Mais, moi, je voulais juste dire une chose : Eh oh la gauche, réveillez-vous. Qu’est-ce que vous cherchez ? Pourquoi vous fermez les yeux ? Pourquoi vous trouvez formidable le spectacle d’une famille allemande nazie dont l’héritier tire à la kalachnikov sur le public français, par la troupe de la Comédie-Française, cet héritier, dont tout le spectacle vise à nuancer la culpabilité, par l’explication des drames qu’il a vécus, comme vous cherchez à nuancer celle des pauvres petits électeurs du FN qui souffriraient aussi, et celle de ces petits Français musulmans que la méchante société française n’a pas réussi à intégrer ? Faut-il tirer sur cette société française ? Tant pis pour elle, on lui tire dessus, allez, et allons-y, tirons sur cette bande de bobos de la Cour d’honneur.
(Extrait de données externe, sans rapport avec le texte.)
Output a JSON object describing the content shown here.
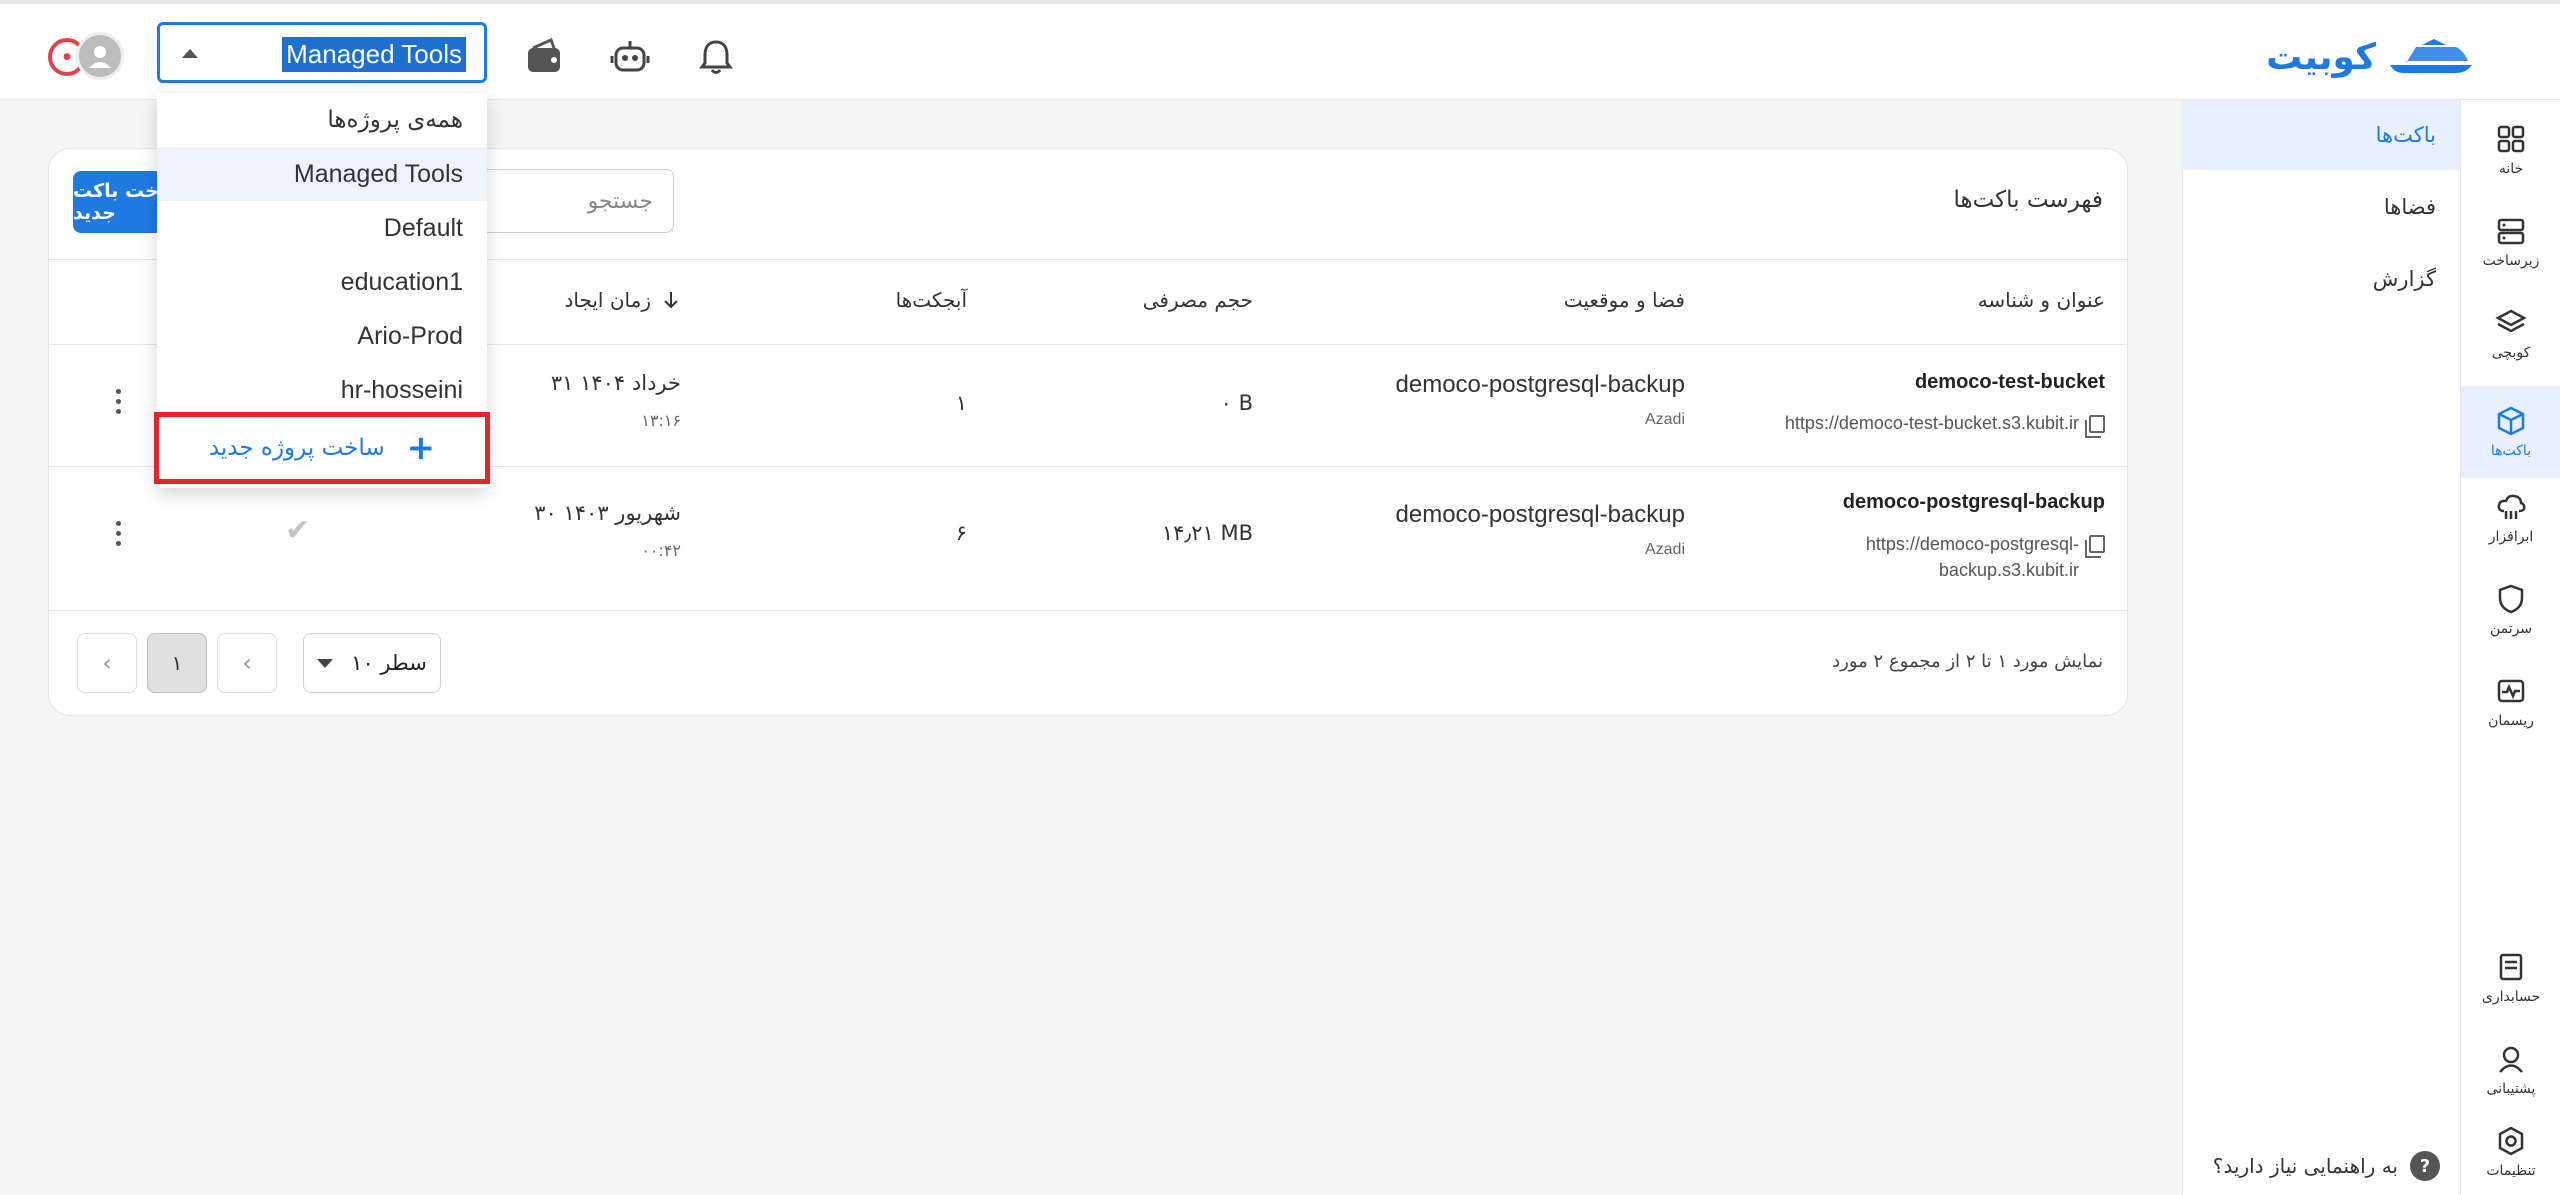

« Apprenez à voir l’obscénité de certains discours y compris culturel »

Eh, oh, la gauche. Là, ça va. Réveillez-vous, arrêtez de vous laisser aveugler par des mises en scène au cordeau, d’une obscénité que vous n’êtes même plus capables de voir ni de condamner, obnubilés que vous êtes par la queue de Podalydès qui se vautre dans la bière comme si la transgression de la nudité vous empêchait de percevoir celle de la pensée. Incapables de condamner les damnés. Obsédés par votre devoir sécuritaire, le doigt sur la couture du pantalon que vous n’avez plus. Quel est le point commun entre cette famille de collabos nazie et celle des djihadistes ? Le mal ? La fascination ? L’obscénité ?
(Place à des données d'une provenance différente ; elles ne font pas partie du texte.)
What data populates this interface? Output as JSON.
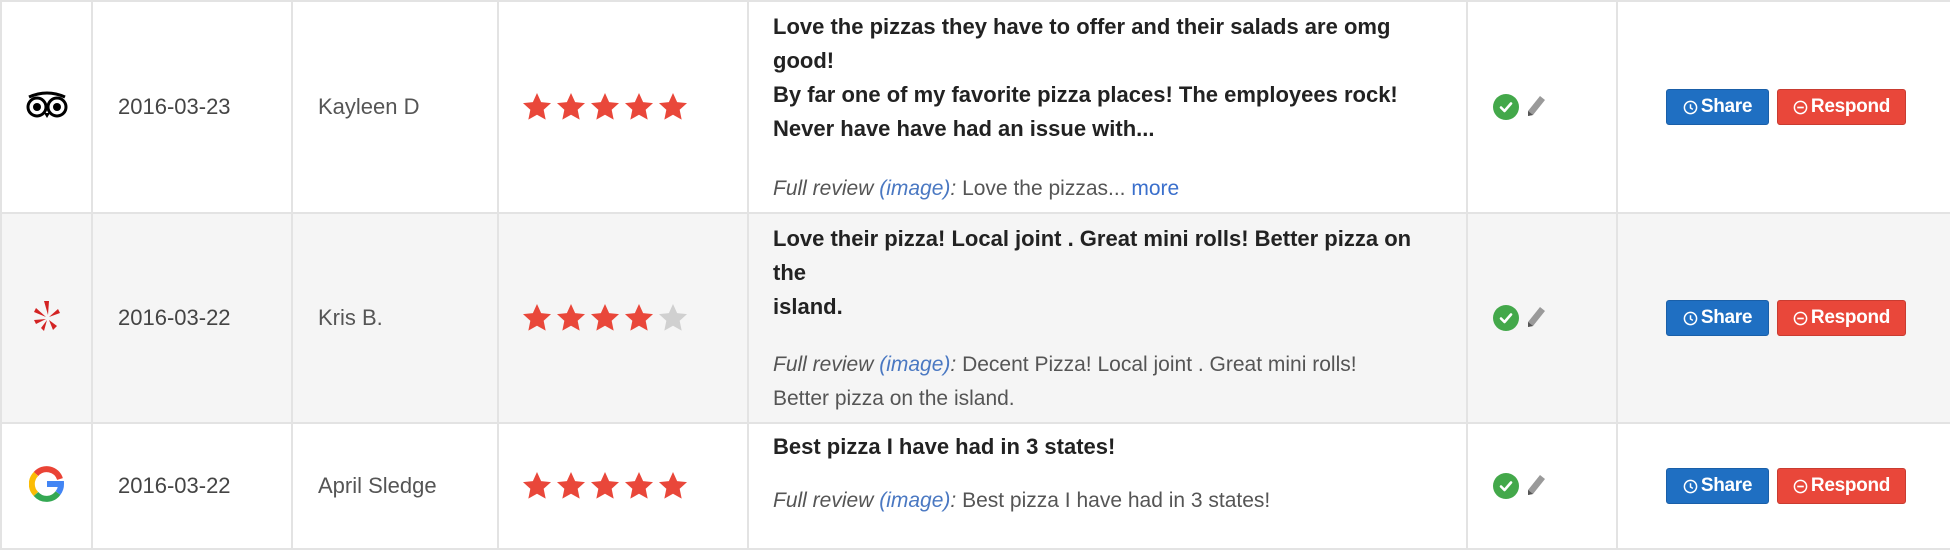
{
  "colors": {
    "star_filled": "#E9473A",
    "star_empty": "#D0D0D0",
    "check": "#43A84A",
    "share": "#1F6FC2",
    "respond": "#E9473A"
  },
  "reviews": [
    {
      "source_icon": "tripadvisor-icon",
      "date": "2016-03-23",
      "reviewer": "Kayleen D",
      "rating": 5,
      "summary_lines": [
        "Love the pizzas they have to offer and their salads are omg good!",
        "By far one of my favorite pizza places! The employees rock!",
        "Never have have had an issue with..."
      ],
      "full_review_label": "Full review",
      "image_link": "(image)",
      "separator": ":",
      "full_review_lines": [
        "Love the pizzas..."
      ],
      "more_link": "more",
      "share_label": "Share",
      "respond_label": "Respond"
    },
    {
      "source_icon": "yelp-icon",
      "date": "2016-03-22",
      "reviewer": "Kris B.",
      "rating": 4,
      "summary_lines": [
        "Love their pizza! Local joint . Great mini rolls! Better pizza on the",
        "island."
      ],
      "full_review_label": "Full review",
      "image_link": "(image)",
      "separator": ":",
      "full_review_lines": [
        "Decent Pizza! Local joint . Great mini rolls!",
        "Better pizza on the island."
      ],
      "share_label": "Share",
      "respond_label": "Respond"
    },
    {
      "source_icon": "google-icon",
      "date": "2016-03-22",
      "reviewer": "April Sledge",
      "rating": 5,
      "summary_lines": [
        "Best pizza I have had in 3 states!"
      ],
      "full_review_label": "Full review",
      "image_link": "(image)",
      "separator": ":",
      "full_review_lines": [
        "Best pizza I have had in 3 states!"
      ],
      "share_label": "Share",
      "respond_label": "Respond"
    }
  ]
}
Quel est le point commun entre les spectateurs ravis qui se laissent tirer dessus à balles à blanc et ceux des journaux télévisés qui n’ont plus que leur émotion pour réagir, quand elle ne sera même plus là qu’est-ce qui va se passer, qu’est-ce qui va rester, et qu’est-ce qui apparaîtra ? Réveillez-vous eh oh la gauche. Écoutez ce qui se passe. Et apprenez à voir l’obscénité de certains discours y compris culturels. Eh oh réveillez-vous la gauche la droite les journalistes les citoyens les spectateurs, réveillez-vous, regardez, écoutez ce qui se dit, comment pouvez-vous applaudir debout le personnage d’un nazi calqué sur une silhouette de djihadiste à mitraillette qui vous tire dessus comme si ce n’était qu’un pas de danse artistique ? Comment ? Ou alors applaudissez, mais ne venez pas pleurer quand les balles deviennent réelles, et que l’humiliation le devient aussi.